The peak of cases during the current Omicron-driven COVID-19 wave has not yet arrived, but cases could drop quickly once it does, the head of the Centers for Disease Control and Prevention said Friday.
“We are still seeing those numbers rising,” Dr. Rochelle Walensky said on NBC’s “Today” show.
According to federal data, the United States recorded 705,264 new cases on Jan. 5.
That was one of the highest totals since the pandemic started, but was lower than the overall peak of 958,269 reported on Jan. 3.
“The way it has peaked in other countries and in South Africa, it has come down rapidly as well, but I don’t believe we’ve seen that peak yet here in the United States,” Walensky said.
But during a telebriefing with reporters later Friday, Walensky acknowledged cases could follow the path seen elsewhere.
Despite high rates of COVID-19 vaccination and some of the harshest rules in the nation, a number of U.S. northeastern states have set case records in recent days, including New York. Early data on Omicron indicates that primary regimens of the Moderna, Pfizer, and Johnson & Johnson vaccines don’t protect against infection after several months, and that while boosters restore some of the lost protection, the effect from boosters wanes quickly.
Still, health officials, including Walensky, have continued to urge people to get vaccinated, largely because the shots’ protection against severe disease appears to hold up relatively well even against Omicron-caused infections.
Hospitalizations with COVID-19 have ticked up during the case spike but many hospitals still have empty beds. Studies and real-world data on Omicron indicate that it is less virulent than Delta, the strain that dominated the United States before being supplanted.

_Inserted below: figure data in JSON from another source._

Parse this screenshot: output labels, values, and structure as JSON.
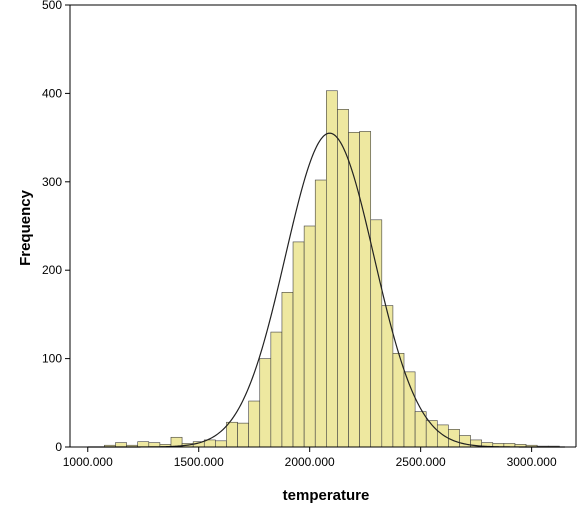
{
  "chart_data": {
    "type": "bar",
    "subtype": "histogram with normal curve",
    "xlabel": "temperature",
    "ylabel": "Frequency",
    "xlim": [
      920,
      3200
    ],
    "ylim": [
      0,
      500
    ],
    "x_ticks": [
      "1000.000",
      "1500.000",
      "2000.000",
      "2500.000",
      "3000.000"
    ],
    "x_tick_values": [
      1000,
      1500,
      2000,
      2500,
      3000
    ],
    "y_ticks": [
      "0",
      "100",
      "200",
      "300",
      "400",
      "500"
    ],
    "y_tick_values": [
      0,
      100,
      200,
      300,
      400,
      500
    ],
    "bin_width": 50,
    "bin_starts": [
      1075,
      1125,
      1175,
      1225,
      1275,
      1325,
      1375,
      1425,
      1475,
      1525,
      1575,
      1625,
      1675,
      1725,
      1775,
      1825,
      1875,
      1925,
      1975,
      2025,
      2075,
      2125,
      2175,
      2225,
      2275,
      2325,
      2375,
      2425,
      2475,
      2525,
      2575,
      2625,
      2675,
      2725,
      2775,
      2825,
      2875,
      2925,
      2975,
      3025,
      3075
    ],
    "values": [
      2,
      5,
      2,
      6,
      5,
      3,
      11,
      4,
      6,
      8,
      7,
      28,
      27,
      52,
      100,
      130,
      175,
      232,
      250,
      302,
      403,
      382,
      356,
      357,
      257,
      160,
      106,
      85,
      40,
      30,
      25,
      20,
      13,
      8,
      5,
      4,
      4,
      3,
      2,
      1,
      1
    ],
    "normal_curve": {
      "mean": 2090,
      "sd": 200,
      "peak": 355
    },
    "colors": {
      "bar_fill": "#eee8a0",
      "bar_stroke": "#404040",
      "curve": "#222222",
      "axis": "#000000"
    },
    "grid": false,
    "legend": "none"
  }
}
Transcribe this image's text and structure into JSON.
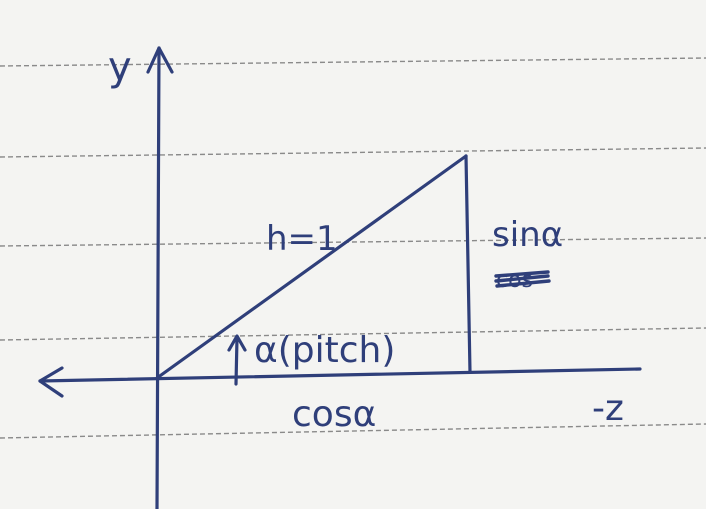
{
  "labels": {
    "y_axis": "y",
    "hypotenuse": "h=1",
    "opposite": "sinα",
    "opposite_crossed": "cos",
    "angle": "α(pitch)",
    "adjacent": "cosα",
    "x_axis": "-z"
  },
  "colors": {
    "paper": "#f4f4f2",
    "rule_line": "#8a8a8a",
    "ink": "#2f3f7a"
  }
}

Walensky also said it’s too soon to tell whether people who recover from COVID-19 caused by Omicron have protection against the variant.
“We don’t yet know whether if you had Omicron you are more susceptible or less susceptible to another infection with Omicron. We have indication that if you had Delta you are susceptible to infection with Omicron and that Omicron in the lab may protect you against infection against Delta,” she said. “But we don’t yet have data that demonstrates, at least clinically, that Omicron protects against Omicron. Those data, we are following, we are setting up studies to evaluate that, but we don’t have that information quite yet.”